Published online Oct 27, 2018. doi: 10.4240/wjgs.v10.i7.75
Peer-review started: July 31, 2018
First decision: August 20, 2018
Revised: September 13, 2018
Accepted: October 10, 2018
Article in press: October 10, 2018
Published online: October 27, 2018
Processing time: 88 Days and 15 Hours
Pancreatic adenocarcinoma is the third leading cause of cancer death in the United States. Unfortunately, at diagnosis, most patients are not candidates for curative resection. Surgical palliation, a procedure performed with the intention of relieving symptoms or improving quality of life, comes to the forefront of management. This article reviews the palliative management of unresectable pancreatic cancer, including obstructive jaundice, duodenal obstruction and pain control with celiac plexus block. Although surgical bypasses for both biliary and duodenal obstructions usually achieve good technical success, they result in considerable perioperative morbidity and mortality, even when performed laparoscopically. The effectiveness of self-expanding metal stents for biliary drainage is excellent with low morbidity. Surgical gastrojejunostomy for duodenal obstruction appears to be best for patients with a life expectancy of greater than 2 mo while endoscopic stenting has been shown to be feasible with good symptom relief in those with a shorter life expectancy. Regardless of the palliative procedure performed, all physicians involved must be adequately trained in end of life management to ensure the best possible care for patients.

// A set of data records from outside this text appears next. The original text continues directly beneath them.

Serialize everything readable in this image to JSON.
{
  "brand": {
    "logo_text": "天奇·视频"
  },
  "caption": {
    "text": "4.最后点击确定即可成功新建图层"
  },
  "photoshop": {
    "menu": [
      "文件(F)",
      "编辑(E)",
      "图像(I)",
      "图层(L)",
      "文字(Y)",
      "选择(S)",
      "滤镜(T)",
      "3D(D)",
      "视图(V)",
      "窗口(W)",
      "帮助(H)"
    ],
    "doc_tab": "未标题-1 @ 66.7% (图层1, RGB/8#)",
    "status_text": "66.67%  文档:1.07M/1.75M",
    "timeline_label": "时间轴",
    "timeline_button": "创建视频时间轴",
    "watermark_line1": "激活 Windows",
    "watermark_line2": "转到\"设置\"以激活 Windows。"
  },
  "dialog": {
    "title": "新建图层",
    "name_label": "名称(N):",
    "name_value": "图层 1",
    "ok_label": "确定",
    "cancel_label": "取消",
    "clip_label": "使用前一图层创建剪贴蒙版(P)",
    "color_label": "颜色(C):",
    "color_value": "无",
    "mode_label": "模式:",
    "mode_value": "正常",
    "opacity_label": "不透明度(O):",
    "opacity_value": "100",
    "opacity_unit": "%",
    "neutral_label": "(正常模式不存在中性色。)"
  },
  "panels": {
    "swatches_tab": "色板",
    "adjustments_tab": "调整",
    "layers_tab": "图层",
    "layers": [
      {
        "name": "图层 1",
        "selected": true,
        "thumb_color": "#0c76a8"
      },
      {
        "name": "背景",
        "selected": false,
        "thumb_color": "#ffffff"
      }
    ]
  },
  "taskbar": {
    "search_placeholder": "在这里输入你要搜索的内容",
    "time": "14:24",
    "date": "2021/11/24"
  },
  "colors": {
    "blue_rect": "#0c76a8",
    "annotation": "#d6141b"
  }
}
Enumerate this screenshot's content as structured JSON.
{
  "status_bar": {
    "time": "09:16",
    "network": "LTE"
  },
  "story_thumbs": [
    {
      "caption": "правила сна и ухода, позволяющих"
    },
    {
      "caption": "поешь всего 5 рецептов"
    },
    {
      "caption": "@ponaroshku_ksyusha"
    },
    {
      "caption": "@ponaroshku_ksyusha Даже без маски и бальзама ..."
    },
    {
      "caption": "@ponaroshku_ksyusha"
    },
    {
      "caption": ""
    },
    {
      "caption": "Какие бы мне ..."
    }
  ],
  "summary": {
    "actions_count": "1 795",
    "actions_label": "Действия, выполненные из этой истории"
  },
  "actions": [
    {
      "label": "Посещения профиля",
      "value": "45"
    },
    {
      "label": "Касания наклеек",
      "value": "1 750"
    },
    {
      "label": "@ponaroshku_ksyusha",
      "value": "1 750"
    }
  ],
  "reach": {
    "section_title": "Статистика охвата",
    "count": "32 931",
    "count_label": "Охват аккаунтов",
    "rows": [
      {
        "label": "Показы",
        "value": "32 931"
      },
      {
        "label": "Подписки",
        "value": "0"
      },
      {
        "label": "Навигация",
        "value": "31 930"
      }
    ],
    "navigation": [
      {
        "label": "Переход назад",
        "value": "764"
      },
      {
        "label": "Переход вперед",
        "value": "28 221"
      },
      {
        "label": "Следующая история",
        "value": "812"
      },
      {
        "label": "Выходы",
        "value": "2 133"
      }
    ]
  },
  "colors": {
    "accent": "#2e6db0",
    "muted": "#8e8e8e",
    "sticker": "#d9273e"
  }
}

Core tip: Unfortunately, at the time of diagnosis most patients with pancreatic cancer are not candidates for curative resection. Surgical palliation, a procedure performed with the intention of relieving symptoms or improving quality of life, comes to the forefront of management. The majority of palliative care focuses on three high burden symptoms: obstructive jaundice, duodenal obstruction and tumor-related pain. There exists a wide range of interventions including both operative and non-operative techniques. Regardless of the palliative procedure, all physicians involved must be adequately trained in end of life management to ensure the best possible care for patients.